Re: Skipping logical replication transactions on subscriber side

From: Masahiko Sawada <sawada(dot)mshk(at)gmail(dot)com>
To: Peter Eisentraut <peter(dot)eisentraut(at)enterprisedb(dot)com>
Cc: Amit Kapila <amit(dot)kapila16(at)gmail(dot)com>, "David G(dot) Johnston" <david(dot)g(dot)johnston(at)gmail(dot)com>, "tanghy(dot)fnst(at)fujitsu(dot)com" <tanghy(dot)fnst(at)fujitsu(dot)com>, vignesh C <vignesh21(at)gmail(dot)com>, Greg Nancarrow <gregn4422(at)gmail(dot)com>, "houzj(dot)fnst(at)fujitsu(dot)com" <houzj(dot)fnst(at)fujitsu(dot)com>, "osumi(dot)takamichi(at)fujitsu(dot)com" <osumi(dot)takamichi(at)fujitsu(dot)com>, Alexey Lesovsky <lesovsky(at)gmail(dot)com>, PostgreSQL-development <pgsql-hackers(at)postgresql(dot)org>
Subject: Re: Skipping logical replication transactions on subscriber side
Date: 2022-03-01 15:00:36
Message-ID: CAD21AoCTHQDvq7gWdP4BFpjCYswcFRnHyzAUJn16zSPD4bO4bg@mail.gmail.com
Views: Raw Message | Whole Thread | Download mbox | Resend email
Thread:
Lists: pgsql-hackers

On Tue, Feb 15, 2022 at 7:35 PM Peter Eisentraut
<peter(dot)eisentraut(at)enterprisedb(dot)com> wrote:
>
> On 14.02.22 10:16, Amit Kapila wrote:
> > I think exposing LSN is a better approach as it doesn't have the
> > dangers of wraparound. And, I think users can use it with the existing
> > function pg_replication_origin_advance() which will save us from
> > adding additional code for this feature. We can explain/expand in docs
> > how users can use the error information from view/error_logs and use
> > the existing function to skip conflicting transactions. We might want
> > to even expose error_origin to make it a bit easier for users but not
> > sure. I feel the need for the new syntax (and then added code
> > complexity due to that) isn't warranted if we expose error_LSN and let
> > users use it with the existing functions.
>
> Well, the whole point of this feature is to provide a higher-level
> interface instead of pg_replication_origin_advance(). Replication
> origins are currently not something the users have to deal with
> directly. We already document that you can use
> pg_replication_origin_advance() to skip erroring transactions. But that
> seems unsatisfactory. It'd be like using pg_surgery to fix unique
> constraint violations.

+1

I’ve considered a plan for the skipping logical replication
transaction feature toward PG15. Several ideas and patches have been
proposed here and another related thread[1][2] for the skipping
logical replication transaction feature as follows:

A. Change pg_stat_subscription_workers (committed 7a8507329085)
B. Add origin name and commit-LSN to logical replication worker
errcontext (proposed[2])
C. Store error information (e.g., the error message and commit-LSN) to
the system catalog
D. Introduce ALTER SUBSCRIPTION SKIP
E. Record the skipped data somewhere: server logs or a table

Given the remaining time for PG15, it’s unlikely to complete all of
them for PG15 by the feature freeze. The most realistic plan for PG15
in my mind is to complete B and D. With these two items, the LSN of
the error-ed transaction is shown in the server log, and we can ask
users to check server logs for the LSN and use it with ALTER
SUBSCRIPTION SKIP command. If the community agrees with B+D, we will
have a user-visible feature for PG15 which can be further
extended/improved in PG16 by adding C and E. I started a new thread[2]
for B yesterday. In this thread, I'd like to discuss D.
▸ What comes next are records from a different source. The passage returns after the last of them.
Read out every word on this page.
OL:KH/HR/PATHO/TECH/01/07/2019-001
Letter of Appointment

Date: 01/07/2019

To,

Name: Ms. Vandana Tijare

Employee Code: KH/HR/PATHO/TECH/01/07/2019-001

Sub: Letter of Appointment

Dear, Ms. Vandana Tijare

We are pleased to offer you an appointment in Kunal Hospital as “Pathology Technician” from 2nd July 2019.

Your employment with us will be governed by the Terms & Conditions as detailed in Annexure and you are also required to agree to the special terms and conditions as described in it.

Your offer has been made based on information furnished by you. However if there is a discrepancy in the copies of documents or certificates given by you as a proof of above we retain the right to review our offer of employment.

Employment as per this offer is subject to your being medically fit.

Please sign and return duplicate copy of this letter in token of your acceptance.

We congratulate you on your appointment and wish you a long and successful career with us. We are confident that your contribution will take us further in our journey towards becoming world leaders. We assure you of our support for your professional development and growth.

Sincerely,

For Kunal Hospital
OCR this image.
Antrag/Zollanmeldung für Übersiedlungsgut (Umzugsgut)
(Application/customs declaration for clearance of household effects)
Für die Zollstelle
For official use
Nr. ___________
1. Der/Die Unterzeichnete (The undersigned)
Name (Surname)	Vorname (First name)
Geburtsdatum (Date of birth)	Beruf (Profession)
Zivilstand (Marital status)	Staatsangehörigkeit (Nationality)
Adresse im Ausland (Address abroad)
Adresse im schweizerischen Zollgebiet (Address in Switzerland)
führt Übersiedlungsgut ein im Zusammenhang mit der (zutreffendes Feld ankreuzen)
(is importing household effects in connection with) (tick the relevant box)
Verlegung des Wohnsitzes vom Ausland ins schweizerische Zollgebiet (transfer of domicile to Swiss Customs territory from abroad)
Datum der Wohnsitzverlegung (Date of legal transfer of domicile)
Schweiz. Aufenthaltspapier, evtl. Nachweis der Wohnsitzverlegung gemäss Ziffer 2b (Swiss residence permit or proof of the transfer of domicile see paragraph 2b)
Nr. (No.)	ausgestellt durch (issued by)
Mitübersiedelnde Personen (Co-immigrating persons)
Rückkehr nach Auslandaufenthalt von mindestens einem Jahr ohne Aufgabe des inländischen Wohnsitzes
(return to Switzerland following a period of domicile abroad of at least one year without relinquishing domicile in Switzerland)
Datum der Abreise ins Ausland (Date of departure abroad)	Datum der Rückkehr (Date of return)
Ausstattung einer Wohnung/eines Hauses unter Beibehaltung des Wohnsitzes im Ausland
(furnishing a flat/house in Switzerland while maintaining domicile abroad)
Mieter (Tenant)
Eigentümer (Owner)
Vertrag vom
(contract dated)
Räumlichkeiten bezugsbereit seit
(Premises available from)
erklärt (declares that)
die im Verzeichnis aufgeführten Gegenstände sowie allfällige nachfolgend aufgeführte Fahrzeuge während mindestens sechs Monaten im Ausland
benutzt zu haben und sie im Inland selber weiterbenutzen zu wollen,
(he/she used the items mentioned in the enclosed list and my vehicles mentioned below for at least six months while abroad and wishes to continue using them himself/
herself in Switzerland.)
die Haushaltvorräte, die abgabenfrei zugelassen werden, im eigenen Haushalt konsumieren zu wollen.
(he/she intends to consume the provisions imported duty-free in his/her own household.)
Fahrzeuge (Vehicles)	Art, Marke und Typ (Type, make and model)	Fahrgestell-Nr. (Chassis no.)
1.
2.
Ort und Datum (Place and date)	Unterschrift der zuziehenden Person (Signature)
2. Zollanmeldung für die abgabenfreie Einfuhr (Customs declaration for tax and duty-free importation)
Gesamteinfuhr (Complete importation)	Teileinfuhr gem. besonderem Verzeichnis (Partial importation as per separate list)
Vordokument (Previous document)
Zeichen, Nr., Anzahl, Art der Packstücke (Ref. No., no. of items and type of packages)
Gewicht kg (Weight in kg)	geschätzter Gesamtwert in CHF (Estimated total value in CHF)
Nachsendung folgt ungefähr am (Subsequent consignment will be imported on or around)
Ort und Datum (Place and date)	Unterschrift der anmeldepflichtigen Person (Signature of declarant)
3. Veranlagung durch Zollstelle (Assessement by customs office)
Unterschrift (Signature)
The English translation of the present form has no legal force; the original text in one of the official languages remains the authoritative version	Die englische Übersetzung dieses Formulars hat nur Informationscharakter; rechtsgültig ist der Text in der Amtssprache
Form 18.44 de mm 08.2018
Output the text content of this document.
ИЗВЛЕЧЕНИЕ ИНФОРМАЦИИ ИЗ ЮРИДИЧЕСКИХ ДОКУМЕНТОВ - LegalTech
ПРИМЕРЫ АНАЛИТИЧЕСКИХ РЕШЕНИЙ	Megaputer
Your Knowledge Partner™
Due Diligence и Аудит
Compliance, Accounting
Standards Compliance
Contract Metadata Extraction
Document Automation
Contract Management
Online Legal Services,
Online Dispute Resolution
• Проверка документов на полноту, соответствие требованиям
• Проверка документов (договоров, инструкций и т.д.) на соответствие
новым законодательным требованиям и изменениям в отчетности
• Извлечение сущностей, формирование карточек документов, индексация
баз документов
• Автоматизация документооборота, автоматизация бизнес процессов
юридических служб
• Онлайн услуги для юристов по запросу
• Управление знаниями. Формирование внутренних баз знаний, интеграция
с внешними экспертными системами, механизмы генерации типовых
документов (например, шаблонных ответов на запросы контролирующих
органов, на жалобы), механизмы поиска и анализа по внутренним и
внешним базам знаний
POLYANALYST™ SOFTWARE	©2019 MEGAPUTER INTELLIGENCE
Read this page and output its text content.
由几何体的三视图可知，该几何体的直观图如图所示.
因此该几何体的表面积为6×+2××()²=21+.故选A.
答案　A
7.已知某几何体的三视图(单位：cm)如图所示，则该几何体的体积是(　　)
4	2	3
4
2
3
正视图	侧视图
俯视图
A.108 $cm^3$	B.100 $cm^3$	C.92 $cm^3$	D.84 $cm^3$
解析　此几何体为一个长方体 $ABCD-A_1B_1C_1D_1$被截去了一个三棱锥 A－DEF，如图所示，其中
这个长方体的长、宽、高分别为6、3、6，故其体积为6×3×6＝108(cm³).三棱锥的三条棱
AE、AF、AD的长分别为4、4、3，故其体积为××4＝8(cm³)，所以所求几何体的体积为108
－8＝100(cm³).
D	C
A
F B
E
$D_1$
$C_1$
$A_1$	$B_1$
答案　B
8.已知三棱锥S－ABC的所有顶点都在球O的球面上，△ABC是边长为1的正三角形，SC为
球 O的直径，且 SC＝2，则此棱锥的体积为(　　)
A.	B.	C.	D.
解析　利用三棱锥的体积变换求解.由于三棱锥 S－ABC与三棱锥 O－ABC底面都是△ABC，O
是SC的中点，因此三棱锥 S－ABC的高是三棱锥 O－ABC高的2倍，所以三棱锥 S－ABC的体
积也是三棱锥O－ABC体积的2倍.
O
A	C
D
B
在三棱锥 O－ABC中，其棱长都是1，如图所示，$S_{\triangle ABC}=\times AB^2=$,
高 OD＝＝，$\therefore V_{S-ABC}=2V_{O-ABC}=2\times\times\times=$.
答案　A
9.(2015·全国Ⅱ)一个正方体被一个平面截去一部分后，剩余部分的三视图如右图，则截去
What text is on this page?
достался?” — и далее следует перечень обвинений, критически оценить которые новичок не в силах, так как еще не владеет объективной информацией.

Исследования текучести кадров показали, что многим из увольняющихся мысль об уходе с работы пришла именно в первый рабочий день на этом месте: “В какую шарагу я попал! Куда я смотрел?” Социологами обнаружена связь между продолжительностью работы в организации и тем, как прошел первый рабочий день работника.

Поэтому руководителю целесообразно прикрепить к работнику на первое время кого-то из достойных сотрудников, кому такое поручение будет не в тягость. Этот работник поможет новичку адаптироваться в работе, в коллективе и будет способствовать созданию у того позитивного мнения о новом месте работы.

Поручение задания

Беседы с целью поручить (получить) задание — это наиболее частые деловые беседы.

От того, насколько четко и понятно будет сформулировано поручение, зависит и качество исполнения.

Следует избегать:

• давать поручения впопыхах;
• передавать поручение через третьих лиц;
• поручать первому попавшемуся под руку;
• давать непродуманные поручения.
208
I've attached an updated patch for D and here is the summary:

* Introduce a new command ALTER SUBSCRIPTION ... SKIP (lsn =
'0/1234'). The user can get the commit-LSN of the transaction in
question from the server logs thanks to B[2].
* The user-specified LSN (say skip-LSN) is stored in the
pg_subscription catalog.
* The apply worker skips the whole transaction if the transaction's
commit-LSN exactly matches to skip-LSN.
* The skip-LSN has an effect on only the first non-empty transaction
since the worker started to apply changes. IOW it's cleared after
either skipping the whole transaction or successfully committing a
non-empty transaction, preventing the skip-LSN to remain in the
catalog. Also, since the latter case means that the user set the wrong
skip-LSN we clear it with a warning.
* ALTER SUBSCRIPTION SKIP doesn't support tablesync workers. But it
would not be a problem in practice since an error during table
synchronization is not common and could be resolved by truncating the
table and restarting the synchronization.

For the above reasons, ALTER SUBSCRIPTION SKIP command is safer than
the existing way of using pg_replication_origin_advance().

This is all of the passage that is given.